Na coexistência de alta potência, a condução de ondas de superfície ao longo do refletor metálico é uma das principais formas de interferência entre sinais de diferentes bandas.

  • Princípio: As estruturas EBG que se parecem com “cogumelos” ou “espirais” são gravadas na placa reflectora de vez em quando.
  • Efeito: As estruturas EBG criam um "Bandgap" fotónico que impede as ondas de superfície. Isto funciona muito bem para impedir que a interferência de 3,5 GHz chegue aos receptores de 2,1 GHz sem alterar o padrão de radiação principal.

Mitigação não linear: Controlo do PIM microscópico

Quando a potência é elevada (43dBm ou superior), mesmo pequenos contactos não lineares podem causar Distorção de Intermodulação (PIM).

  • Ciência dos materiais: Não é possível utilizar materiais ferromagnéticos como o níquel e o aço.

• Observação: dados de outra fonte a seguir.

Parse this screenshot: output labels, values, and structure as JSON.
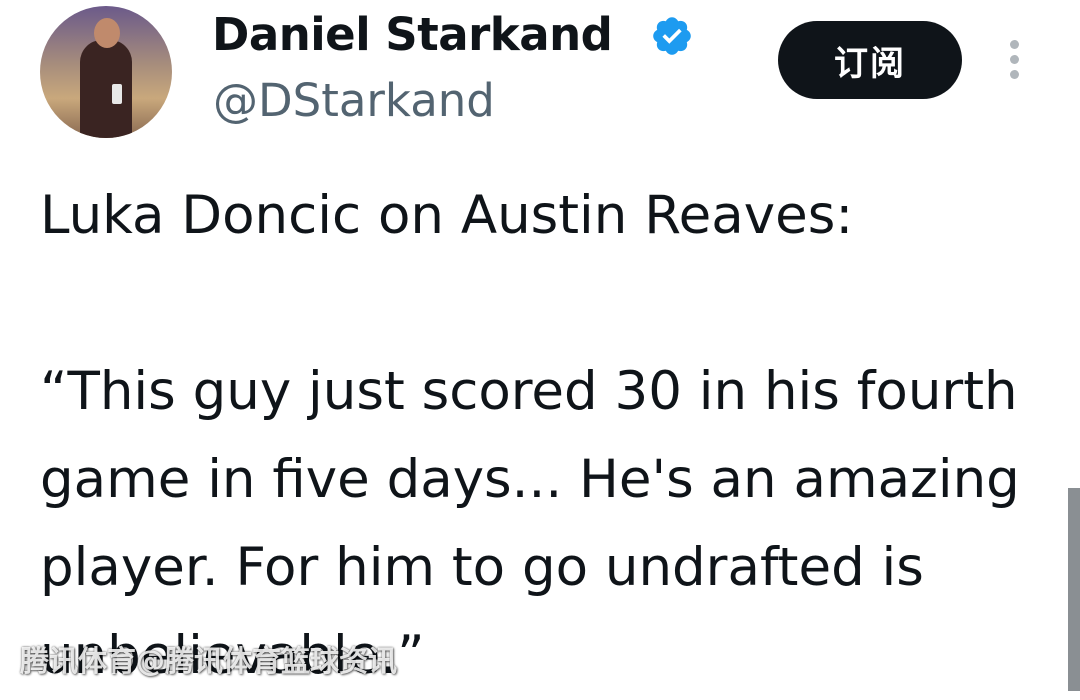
{
  "author": {
    "name": "Daniel Starkand",
    "handle": "@DStarkand",
    "verified_icon": "verified-badge-icon",
    "verified_color": "#1d9bf0"
  },
  "actions": {
    "subscribe_label": "订阅",
    "more_icon": "more-vertical-icon"
  },
  "tweet": {
    "text": "Luka Doncic on Austin Reaves:\n\n“This guy just scored 30 in his fourth game in five days... He's an amazing player. For him to go undrafted is unbelievable.”"
  },
  "watermark": {
    "text": "腾讯体育@腾讯体育篮球资讯"
  },
  "colors": {
    "text": "#0f1419",
    "secondary": "#536471",
    "button_bg": "#0f1419"
  }
}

É necessário utilizar um metal triplo (Suco-plate) ou um revestimento de prata.
  • Gestão térmica: Os conectores aquecem quando recebem muita energia. A expansão térmica altera a pressão nos contactos, o que faz com que o PIM “trema”. Os projectos profissionais utilizam contactos de bronze fosforoso de alta elasticidade para manter o PIM estável abaixo de -160dBc e manter a pressão constante de -40°C a +85°C.

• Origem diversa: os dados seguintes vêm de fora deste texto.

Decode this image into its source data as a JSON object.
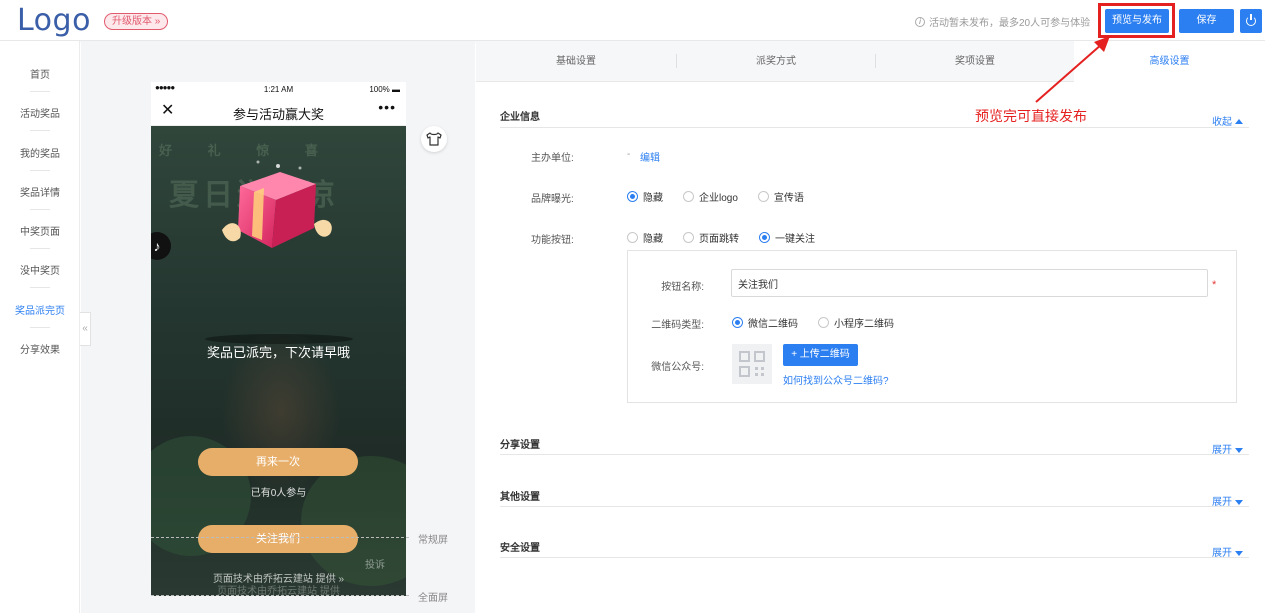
{
  "header": {
    "logo": "Logo",
    "upgrade_label": "升级版本 »",
    "notice": "活动暂未发布，最多20人可参与体验",
    "preview_publish_label": "预览与发布",
    "save_label": "保存"
  },
  "annotation": "预览完可直接发布",
  "sidebar": {
    "items": [
      {
        "label": "首页"
      },
      {
        "label": "活动奖品"
      },
      {
        "label": "我的奖品"
      },
      {
        "label": "奖品详情"
      },
      {
        "label": "中奖页面"
      },
      {
        "label": "没中奖页"
      },
      {
        "label": "奖品派完页"
      },
      {
        "label": "分享效果"
      }
    ],
    "active_index": 6
  },
  "collapse_label": "«",
  "phone": {
    "signal": "●●●●●",
    "time": "1:21 AM",
    "battery": "100% ▬",
    "nav_title": "参与活动赢大奖",
    "close_icon": "✕",
    "more_icon": "•••",
    "bg_deco_small": "好 礼 惊 喜",
    "bg_deco_big": "夏日送清凉",
    "prize_message": "奖品已派完，下次请早哦",
    "again_button": "再来一次",
    "joined_text": "已有0人参与",
    "follow_button": "关注我们",
    "report": "投诉",
    "powered": "页面技术由乔拓云建站 提供 »",
    "powered_shadow": "页面技术由乔拓云建站 提供"
  },
  "screen_labels": {
    "normal": "常规屏",
    "full": "全面屏"
  },
  "tabs": [
    {
      "label": "基础设置"
    },
    {
      "label": "派奖方式"
    },
    {
      "label": "奖项设置"
    },
    {
      "label": "高级设置"
    }
  ],
  "enterprise": {
    "title": "企业信息",
    "toggle": "收起",
    "organizer_label": "主办单位:",
    "organizer_value": "-",
    "edit_link": "编辑",
    "brand_label": "品牌曝光:",
    "brand_options": [
      "隐藏",
      "企业logo",
      "宣传语"
    ],
    "brand_selected": 0,
    "func_label": "功能按钮:",
    "func_options": [
      "隐藏",
      "页面跳转",
      "一键关注"
    ],
    "func_selected": 2,
    "button_name_label": "按钮名称:",
    "button_name_value": "关注我们",
    "required_mark": "*",
    "qr_type_label": "二维码类型:",
    "qr_type_options": [
      "微信二维码",
      "小程序二维码"
    ],
    "qr_type_selected": 0,
    "wechat_label": "微信公众号:",
    "upload_label": "+ 上传二维码",
    "help_link": "如何找到公众号二维码?"
  },
  "sections": [
    {
      "title": "分享设置",
      "toggle": "展开"
    },
    {
      "title": "其他设置",
      "toggle": "展开"
    },
    {
      "title": "安全设置",
      "toggle": "展开"
    }
  ],
  "colors": {
    "primary": "#2c7ff1",
    "accent_red": "#e52020",
    "pill_gold": "#e7ae6a",
    "logo_blue": "#3a5ea8"
  }
}
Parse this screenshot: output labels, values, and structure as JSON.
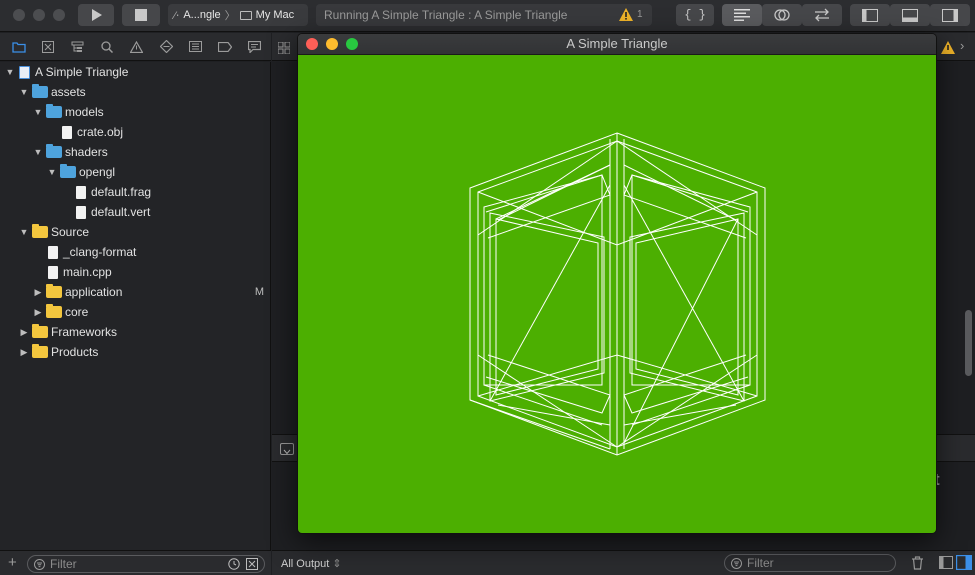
{
  "toolbar": {
    "scheme_target": "A...ngle",
    "destination": "My Mac",
    "activity_text": "Running A Simple Triangle : A Simple Triangle",
    "warning_count": "1",
    "braces_label": "{ }"
  },
  "navigator": {
    "items": [
      {
        "label": "A Simple Triangle",
        "kind": "project",
        "level": 0,
        "open": true
      },
      {
        "label": "assets",
        "kind": "folder-blue",
        "level": 1,
        "open": true
      },
      {
        "label": "models",
        "kind": "folder-blue",
        "level": 2,
        "open": true
      },
      {
        "label": "crate.obj",
        "kind": "file",
        "level": 3
      },
      {
        "label": "shaders",
        "kind": "folder-blue",
        "level": 2,
        "open": true
      },
      {
        "label": "opengl",
        "kind": "folder-blue",
        "level": 3,
        "open": true
      },
      {
        "label": "default.frag",
        "kind": "file",
        "level": 4
      },
      {
        "label": "default.vert",
        "kind": "file",
        "level": 4
      },
      {
        "label": "Source",
        "kind": "folder-yellow",
        "level": 1,
        "open": true
      },
      {
        "label": "_clang-format",
        "kind": "file",
        "level": 2
      },
      {
        "label": "main.cpp",
        "kind": "file",
        "level": 2
      },
      {
        "label": "application",
        "kind": "folder-yellow",
        "level": 2,
        "open": false,
        "badge": "M"
      },
      {
        "label": "core",
        "kind": "folder-yellow",
        "level": 2,
        "open": false
      },
      {
        "label": "Frameworks",
        "kind": "folder-yellow",
        "level": 1,
        "open": false
      },
      {
        "label": "Products",
        "kind": "folder-yellow",
        "level": 1,
        "open": false
      }
    ],
    "filter_placeholder": "Filter"
  },
  "console": {
    "output_selector": "All Output",
    "filter_placeholder": "Filter"
  },
  "app_window": {
    "title": "A Simple Triangle",
    "canvas_color": "#4caf01"
  },
  "colors": {
    "accent": "#3b8fe8",
    "close": "#fe5f57",
    "minimize": "#febc2e",
    "zoom": "#28c840"
  }
}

3.Aplicações práticas: Co-localização de macro-sites 5G e backhaul de micro-ondas

Quando o micro-ondas de 15GHz ou 23GHz antenas parabólicas sejam instaladas juntamente com unidades AAU 5G na mesma plataforma, algumas considerações são fundamentais:

  • Otimização da supressão do lóbulo lateral (RPE) : As antenas de micro-ondas têm de cumprir as normas ETSI Classe 3 ou Classe 4 relativas à otimização da supressão de lóbulos laterais (RPE). Isto é crucial porque o desempenho melhorado do envelope do padrão de radiação (RPE) garante que a energia micro-ondas de alta potência não entra inadvertidamente nos lóbulos laterais de receção da antena 5G.
  • Isolamento espacial vertical : A separação vertical de dois metros oferece, comprovadamente, um isolamento significativamente mais eficaz do que uma separação horizontal de cinco metros, como sugerem os dados empíricos. Esta vantagem decorre do estreito perfil de ganho vertical inerente às antenas das estações de base.
  • Diversidade de polarização : Conseguida através da utilização de polarização vertical para ligações de micro-ondas e polarização ortogonal de +/- 45 graus em sistemas 5G, proporciona um isolamento físico adicional de 20-30 dB. Isto deve-se à perda de polarização.

Observações finais

O desafio de reduzir a interferência entre fontes de micro-ondas de alta potência e sistemas multibanda exige competências de engenharia consideráveis, nomeadamente em teoria electromagnética, ciência dos materiais e fabrico preciso. À medida que o paradigma 6G avança para frequências Terahertz (THz), espera-se que a integração e a atividade das antenas aumentem. Os principais fabricantes continuam a dar prioridade à simulação electromagnética avançada e à fabrico de baixo PIM métodos para estabelecer bases de comunicação estáveis e de elevada linearidade para infra-estruturas globais.